Neuromorphic Computing with Halide Perovskites

The rapid progress of artificial neural networks has been accompanied by a steep increase in their energy consumption. Neuromorphic computing addresses this challenge by implementing hardware networks inspired by energy-efficient biological neural networks. Halide perovskites have emerged as a promising class of semiconductor materials for neuromorphic devices, due to their efficient mixed ionic–electronic conduction. Moreover, halide perovskites are excellent light absorbers, allowing processing of both optical and electronic inputs. However, their integration into dense neuromorphic networks has been hindered by the lack of scalable microfabrication methods and the absence of demonstrated artificial neurons.

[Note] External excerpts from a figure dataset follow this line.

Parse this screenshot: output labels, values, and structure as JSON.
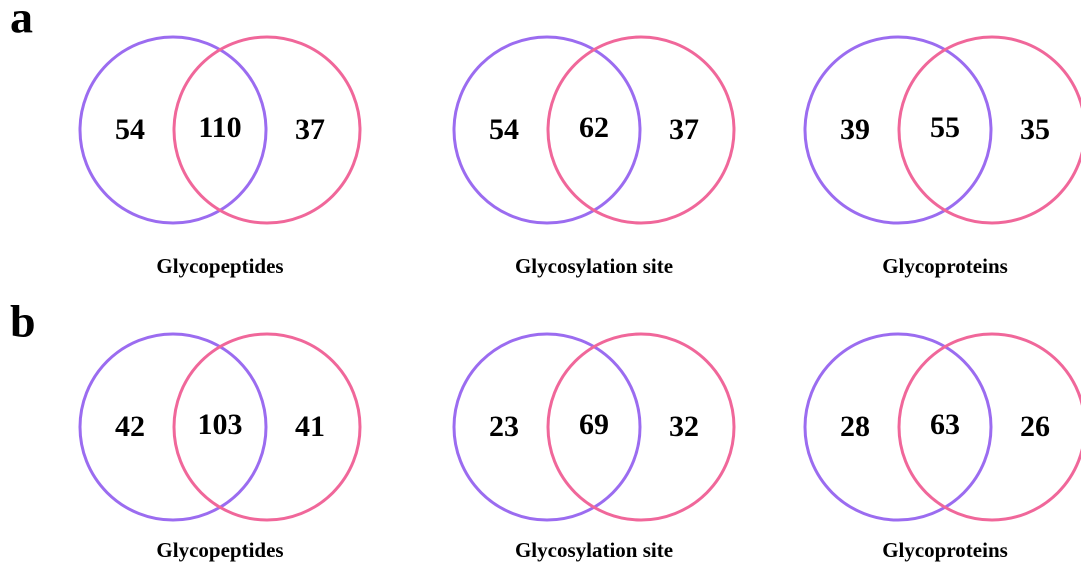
{
  "panels": [
    {
      "label": "a",
      "venns": [
        {
          "title": "Glycopeptides",
          "left": "54",
          "overlap": "110",
          "right": "37"
        },
        {
          "title": "Glycosylation site",
          "left": "54",
          "overlap": "62",
          "right": "37"
        },
        {
          "title": "Glycoproteins",
          "left": "39",
          "overlap": "55",
          "right": "35"
        }
      ]
    },
    {
      "label": "b",
      "venns": [
        {
          "title": "Glycopeptides",
          "left": "42",
          "overlap": "103",
          "right": "41"
        },
        {
          "title": "Glycosylation site",
          "left": "23",
          "overlap": "69",
          "right": "32"
        },
        {
          "title": "Glycoproteins",
          "left": "28",
          "overlap": "63",
          "right": "26"
        }
      ]
    }
  ]
}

This thesis establishes a scalable microfabrication approach for microscale halide perovskite neuromorphic devices with a back-contacted architecture. The microscale devices are implemented as energy-efficient artificial synapses and stochastic spiking neurons that process electrical inputs. Simulated stochastic neuron populations can encode signals that would remain subthreshold for deterministic neurons. We then extend our approach to optical inputs. Leveraging mixed optical and electronic inputs enables an optoelectronic spike-timing-dependent-plasticity learning rule. Simulations based on the experimental measurements illustrate how this learning rule could allow a neuromorphic camera to track features of interest. Moreover, we demonstrate that the mixed inputs can be leveraged for multimodal reservoir computing. Simulations of these networks show that combining optical and electronic inputs results in high classification accuracies for handwritten digit classification from images and video. Collectively, this work demonstrates the potential of halide perovskites for high-density integration in energy-efficient neuromorphic networks capable of mixed-signal processing.